Trask’s solution to free the Hawaiians from Hawaii’s tourism morass is decolonization and sovereignty. I don’t think Hawaii is further down this path when From A Native Daughter was released in 1993, 100 years after the fall of the Hawaiian kingdom.

But more and more people in Hawaii are facing the fact that the visitor industry has reached an unsustainable turning point.

The cover of Trask’s 1993 book.

In May, the HTA reported that 57% of residents who responded to a survey last fall “totally agreed” that Hawaii was too dependent on tourism, up from 37% in 2019. And more and more people agree that their island “is” run at the expense of the locals for tourists. “

Tourism will always be a part of Hawaii.
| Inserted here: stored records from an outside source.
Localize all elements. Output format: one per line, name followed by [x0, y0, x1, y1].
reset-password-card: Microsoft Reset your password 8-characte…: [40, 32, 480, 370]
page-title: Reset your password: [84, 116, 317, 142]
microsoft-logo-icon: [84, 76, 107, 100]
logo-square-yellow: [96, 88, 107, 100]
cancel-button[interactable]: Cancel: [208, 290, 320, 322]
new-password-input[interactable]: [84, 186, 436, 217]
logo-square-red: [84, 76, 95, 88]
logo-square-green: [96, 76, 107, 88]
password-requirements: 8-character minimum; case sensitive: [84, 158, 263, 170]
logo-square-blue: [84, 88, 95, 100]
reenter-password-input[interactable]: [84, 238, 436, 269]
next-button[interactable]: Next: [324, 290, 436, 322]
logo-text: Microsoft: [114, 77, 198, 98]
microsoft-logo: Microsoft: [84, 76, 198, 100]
It is encouraging that the HTA, with a President and CEO from Hawaii – John De Fries – and brand manager – Kalani Ka’anā’anā – also called Destination Management Action Plans for Kauai, Maui Nui (Maui, Molokai and Lanai) Hawaii Island and Oahu.

Destination management, as HTA defines it, includes attracting and training “responsible” visitors, advocating solutions for “overcrowded attractions, overburdened infrastructure and other tourism-related problems” and working with other “responsible agencies” to manage natural and cultural assets improve appreciated by residents and visitors.

A recent tweet from Hawaii’s lieutenant governor.

How the HTA could do this by slashing its $ 79 million budget by $ 20 million thanks to House Bill 862 – which relieves the agency and leaves its financial security in the balance – is unclear.

But local government officials are realizing that tourists can no longer willfully flood the islands.

Governor David Ige tweeted this week after reports of tourists messing with monk seals: “Visitors to our islands – you are asked to respect our people, our culture and our laws protecting endangered species not found anywhere else in the world . For those who don’t, make no mistake, you will be prosecuted to the fullest extent of the law. “

Meanwhile, Hawaii’s image as a resort wonderland is being sustained by popular entertainment such as the new HBO miniseries “The White Lotus”. As The Atlantic put it, the series is a gathering of wealthy guests trying to escape their troubles at a five-star resort on Kauai – a show “about rich people rotting in their own toxic privilege” .

I didn’t see the show, but the promotional photo – reproduced below – speaks volumes.

A screenshot from the website of the new HBO series “The White Lotus”.